Segnali in questa direzione ce ne sono parecchi. I più recenti riguardano gli ostacoli della burocrazia nell'accesso ai servizi di telecomunicazione (c'è un progetto di costituire non più di 4 grandi società tlc - che saranno cinesi - al posto delle attuali 7, finanziari e della distribuzione, che dipende più dalle regole scritte e non scritte dai regolatori a vari livelli delle istituzioni che non da tariffe, quote e licenze stabilite dal ministero del commercio estero; il vincolo alle banche estere di ricapitalizzare le succursali e limitarne l'apertura di nuove a una all'anno.

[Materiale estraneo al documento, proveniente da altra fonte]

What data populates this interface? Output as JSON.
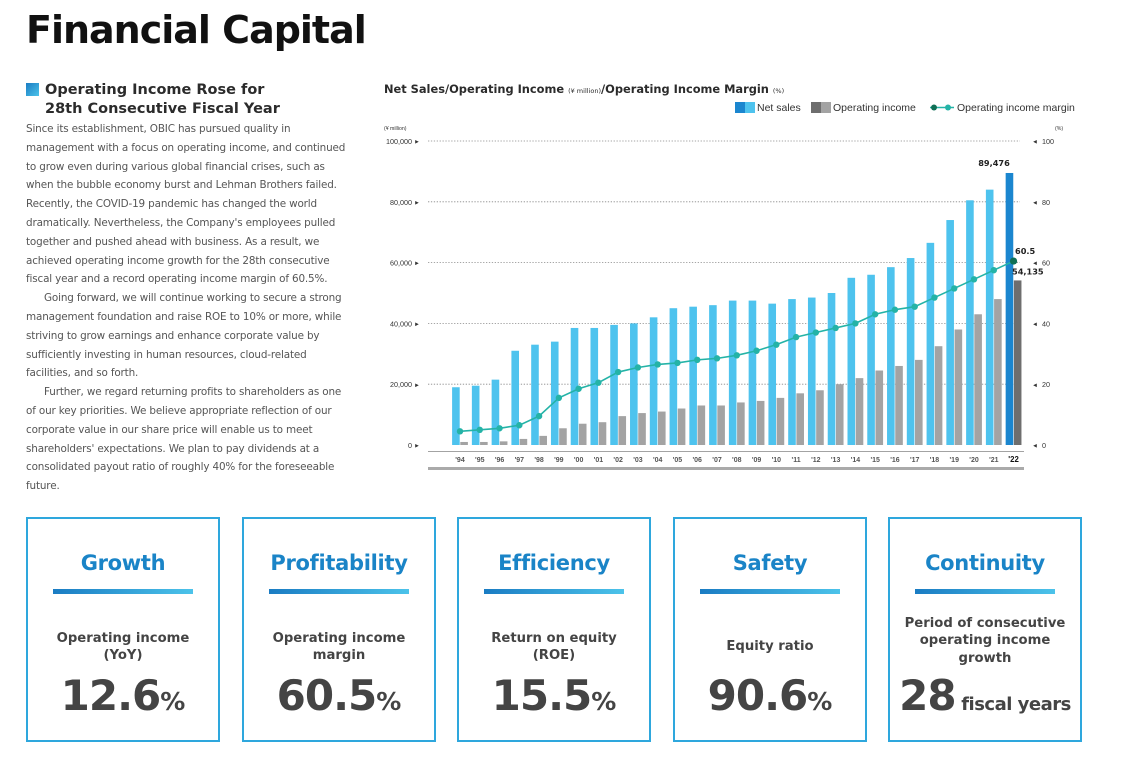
{
  "page": {
    "title": "Financial Capital"
  },
  "section": {
    "heading_line1": "Operating Income Rose for",
    "heading_line2": "28th Consecutive Fiscal Year",
    "paragraph1": "Since its establishment, OBIC has pursued quality in management with a focus on operating income, and continued to grow even during various global financial crises, such as when the bubble economy burst and Lehman Brothers failed. Recently, the COVID-19 pandemic has changed the world dramatically. Nevertheless, the Company's employees pulled together and pushed ahead with business. As a result, we achieved operating income growth for the 28th consecutive fiscal year and a record operating income margin of 60.5%.",
    "paragraph2": "Going forward, we will continue working to secure a strong management foundation and raise ROE to 10% or more, while striving to grow earnings and enhance corporate value by sufficiently investing in human resources, cloud-related facilities, and so forth.",
    "paragraph3": "Further, we regard returning profits to shareholders as one of our key priorities. We believe appropriate reflection of our corporate value in our share price will enable us to meet shareholders' expectations. We plan to pay dividends at a consolidated payout ratio of roughly 40% for the foreseeable future."
  },
  "chart_header": {
    "part1": "Net Sales/Operating Income ",
    "unit1": "(¥ million)",
    "part2": "/Operating Income Margin ",
    "unit2": "(%)"
  },
  "colors": {
    "net_sales": "#4ec3ee",
    "net_sales_latest": "#1b86cf",
    "operating_income": "#a3a3a3",
    "operating_income_latest": "#6e6e6e",
    "margin_line": "#24b3a7",
    "margin_latest": "#0f6f55",
    "axis": "#444444",
    "accent": "#1a84c7"
  },
  "chart_data": {
    "type": "bar",
    "categories": [
      "'94",
      "'95",
      "'96",
      "'97",
      "'98",
      "'99",
      "'00",
      "'01",
      "'02",
      "'03",
      "'04",
      "'05",
      "'06",
      "'07",
      "'08",
      "'09",
      "'10",
      "'11",
      "'12",
      "'13",
      "'14",
      "'15",
      "'16",
      "'17",
      "'18",
      "'19",
      "'20",
      "'21",
      "'22"
    ],
    "series": [
      {
        "name": "Net sales",
        "type": "bar",
        "axis": "left",
        "values": [
          19000,
          19500,
          21500,
          31000,
          33000,
          34000,
          38500,
          38500,
          39500,
          40000,
          42000,
          45000,
          45500,
          46000,
          47500,
          47500,
          46500,
          48000,
          48500,
          50000,
          55000,
          56000,
          58500,
          61500,
          66500,
          74000,
          80500,
          84000,
          89476
        ]
      },
      {
        "name": "Operating income",
        "type": "bar",
        "axis": "left",
        "values": [
          1000,
          1000,
          1200,
          2000,
          3000,
          5500,
          7000,
          7500,
          9500,
          10500,
          11000,
          12000,
          13000,
          13000,
          14000,
          14500,
          15500,
          17000,
          18000,
          20000,
          22000,
          24500,
          26000,
          28000,
          32500,
          38000,
          43000,
          48000,
          54135
        ]
      },
      {
        "name": "Operating income margin",
        "type": "line",
        "axis": "right",
        "values": [
          4.5,
          5,
          5.5,
          6.5,
          9.5,
          15.5,
          18.5,
          20.5,
          24,
          25.5,
          26.5,
          27,
          28,
          28.5,
          29.5,
          31,
          33,
          35.5,
          37,
          38.5,
          40,
          43,
          44.5,
          45.5,
          48.5,
          51.5,
          54.5,
          57.5,
          60.5
        ]
      }
    ],
    "data_labels": {
      "net_sales_last": "89,476",
      "operating_income_last": "54,135",
      "margin_last": "60.5"
    },
    "left_axis": {
      "unit": "(¥ million)",
      "ylim": [
        0,
        100000
      ],
      "ticks": [
        "0",
        "20,000",
        "40,000",
        "60,000",
        "80,000",
        "100,000"
      ]
    },
    "right_axis": {
      "unit": "(%)",
      "ylim": [
        0,
        100
      ],
      "ticks": [
        "0",
        "20",
        "40",
        "60",
        "80",
        "100"
      ]
    },
    "grid": true,
    "legend_position": "top-right"
  },
  "kpis": [
    {
      "title": "Growth",
      "label_lines": [
        "Operating income",
        "(YoY)"
      ],
      "value": "12.6",
      "unit": "%"
    },
    {
      "title": "Profitability",
      "label_lines": [
        "Operating income",
        "margin"
      ],
      "value": "60.5",
      "unit": "%"
    },
    {
      "title": "Efficiency",
      "label_lines": [
        "Return on equity",
        "(ROE)"
      ],
      "value": "15.5",
      "unit": "%"
    },
    {
      "title": "Safety",
      "label_lines": [
        "Equity ratio"
      ],
      "value": "90.6",
      "unit": "%"
    },
    {
      "title": "Continuity",
      "label_lines": [
        "Period of consecutive",
        "operating income",
        "growth"
      ],
      "value": "28",
      "unit": "fiscal years"
    }
  ]
}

E un profilo dichiaratamente assertivo la Cina lo ha presentato durante le assemblee della primavera 2002 del Fondo Monetario, quando il governatore della banca centrale Dai Xianglong ha chiesto uno stretto coordinamento tra le politiche economiche dei maggiori paesi sviluppati allo scopo di evitare ampie fluttuazioni tra le valute internazionali (riferendosi al deprezzamento dello yen), e di garantire ai paesi in via di sviluppo trasferimento di tecnologia e accesso pieno ai mercati ricchi. E ha pure chiesto di modificare il sistema di rappresentanza al FMI visto che "la partecipazione dei paesi in via di sviluppo all'economia mondiale non è adeguatamente riflessa nella loro quota del capitale e nel sistema di voto"15. Insomma, un attacco a fondo per affermare una fisionomia multipolare dell'economia mondiale.